Wagner avec Kierkegaard. « Tristan » incarne l’attitude esthétique : en refusant de compromettre son désir, ne résistant jamais comme une Antigone, on se dirige vers la fin, on se lamente et on étreint volontairement la mort. La situation aurait été toute autre si le roi Mark surprenant les amants avait exigé la tête de Tristan, selon la loi des hommes bafoués, rapprochant Isolde, rejetée hors d’elle-même, de Salomé lorsqu’elle embrasse la tête coupée de Jean. Pas étonnant que Salomé soit attirée par Jean car c’est là attirance entre deux saints. Et c’est ça la vérité de son désir. La situation aurait été toute autre si Isolde, transportée par son immersion dans la jouissance extatique, et dégoûtée par cette expérience, ne mourait pas, et si le roi Mark ordonnait : cette femme doit mourir ! Car c’est ça la vérité de son désir. « Les Maîtres Chanteurs » propose une solution éthique : la vraie rédemption ne consiste pas à suivre la passion immortelle jusqu’à sa conclusion auto-destructrice ; il faut plutôt apprendre à la dépasser par une sublimation créative et retourner, par la conversion à une sagesse résignée, à la vie quotidienne des obligations symboliques, comme le veut Eva. Dans « Parsifal », la passion ne peut être dépassée par sa réintégration dans la société, dans laquelle elle survit sous une forme réifiée, elle est refusée absolument par l’affirmation extatique de la jouissance religieuse.

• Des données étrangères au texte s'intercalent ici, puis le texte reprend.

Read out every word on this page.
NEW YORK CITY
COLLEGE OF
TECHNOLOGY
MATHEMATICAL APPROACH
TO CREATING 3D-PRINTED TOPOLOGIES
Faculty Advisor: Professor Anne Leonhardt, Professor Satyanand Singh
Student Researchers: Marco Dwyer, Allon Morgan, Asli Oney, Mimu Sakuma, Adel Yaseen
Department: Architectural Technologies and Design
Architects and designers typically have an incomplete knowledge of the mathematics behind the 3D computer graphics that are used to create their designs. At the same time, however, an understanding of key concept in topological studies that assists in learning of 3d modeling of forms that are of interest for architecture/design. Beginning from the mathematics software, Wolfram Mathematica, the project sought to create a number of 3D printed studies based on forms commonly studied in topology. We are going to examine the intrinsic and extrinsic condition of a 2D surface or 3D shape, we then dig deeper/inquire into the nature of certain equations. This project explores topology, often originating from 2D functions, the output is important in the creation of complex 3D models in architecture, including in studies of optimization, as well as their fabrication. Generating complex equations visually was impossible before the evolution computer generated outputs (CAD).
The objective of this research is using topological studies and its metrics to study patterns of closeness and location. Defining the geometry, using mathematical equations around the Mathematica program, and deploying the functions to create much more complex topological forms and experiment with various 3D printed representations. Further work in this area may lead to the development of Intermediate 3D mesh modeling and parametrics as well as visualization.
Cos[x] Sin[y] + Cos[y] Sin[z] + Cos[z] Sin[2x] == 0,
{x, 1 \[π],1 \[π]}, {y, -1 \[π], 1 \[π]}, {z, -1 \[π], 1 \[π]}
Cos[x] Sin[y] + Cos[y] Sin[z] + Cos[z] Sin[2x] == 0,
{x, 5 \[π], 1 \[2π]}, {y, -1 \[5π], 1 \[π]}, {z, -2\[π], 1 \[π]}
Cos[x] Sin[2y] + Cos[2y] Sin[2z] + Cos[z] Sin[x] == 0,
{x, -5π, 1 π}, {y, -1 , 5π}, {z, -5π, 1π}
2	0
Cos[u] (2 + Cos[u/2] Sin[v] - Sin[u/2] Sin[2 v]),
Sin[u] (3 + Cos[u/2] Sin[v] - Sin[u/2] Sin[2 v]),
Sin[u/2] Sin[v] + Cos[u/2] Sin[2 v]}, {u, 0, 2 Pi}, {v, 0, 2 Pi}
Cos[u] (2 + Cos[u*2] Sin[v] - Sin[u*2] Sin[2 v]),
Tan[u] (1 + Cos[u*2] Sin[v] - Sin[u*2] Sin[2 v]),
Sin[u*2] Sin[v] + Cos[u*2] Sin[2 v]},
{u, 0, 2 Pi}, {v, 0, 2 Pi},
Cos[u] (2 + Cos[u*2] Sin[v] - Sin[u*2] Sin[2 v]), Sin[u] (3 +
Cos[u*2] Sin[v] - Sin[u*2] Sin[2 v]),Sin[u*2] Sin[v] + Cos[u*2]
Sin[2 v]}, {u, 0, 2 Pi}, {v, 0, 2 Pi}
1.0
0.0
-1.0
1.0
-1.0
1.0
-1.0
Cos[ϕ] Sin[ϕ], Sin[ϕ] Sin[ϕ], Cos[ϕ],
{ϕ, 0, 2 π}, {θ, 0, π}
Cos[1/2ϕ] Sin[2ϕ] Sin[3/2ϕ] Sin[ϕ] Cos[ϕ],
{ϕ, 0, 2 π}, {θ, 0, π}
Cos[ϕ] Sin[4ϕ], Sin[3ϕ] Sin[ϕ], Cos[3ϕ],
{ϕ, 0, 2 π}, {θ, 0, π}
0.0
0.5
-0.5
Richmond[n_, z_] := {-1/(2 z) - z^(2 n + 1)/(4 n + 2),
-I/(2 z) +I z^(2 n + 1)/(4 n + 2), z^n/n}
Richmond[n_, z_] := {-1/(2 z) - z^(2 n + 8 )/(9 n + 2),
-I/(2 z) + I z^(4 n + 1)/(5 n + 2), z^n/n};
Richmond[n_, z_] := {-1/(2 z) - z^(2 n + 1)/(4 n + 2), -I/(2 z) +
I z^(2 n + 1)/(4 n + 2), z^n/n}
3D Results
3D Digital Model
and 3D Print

« Les Maîtres Chanteurs » et « Tristan » rendent compte des deux versions opposées de la matrice oedipienne, à l’intérieur de laquelle « Les Maîtres Chanteurs » inverse « Tristan » (le fils dérobe la femme à la figure paternelle ; versus, la passion se déclare entre la figure paternelle et la jeune femme promise au jeune homme), alors que « Parsifal » imprime aux éléments eux-mêmes un tour anti-oedipien : le sujet blessé qui se lamente est ici la figure paternelle (Amfortas) et non le jeune transgresseur (Tristan). Parsifal est la tentative la plus haute de réaffirmer l’art, le spectacle proto-religieux rassemblant la communauté (l’art comme le médiateur entre la religion et la politique), luttant contre la corruption utilitariste de la vie moderne et de sa culture commerciale kitsch. Le problème de Parsifal ne réside pas dans le dualisme non médiatisé de son univers (le royaume de Klingsor des faux plaisirs s’opposant au domaine sacré du Graal) mais bien dans le manque de distance, dans l’identité finale de ses oppositions : le rituel du Graal (procurant le spectacle esthétique le plus satisfaisant de l’œuvre) n’est-il pas l’imposture klingsorienne ultime (la part de mauvaise conscience dans le plaisir pris à Parsifal) ?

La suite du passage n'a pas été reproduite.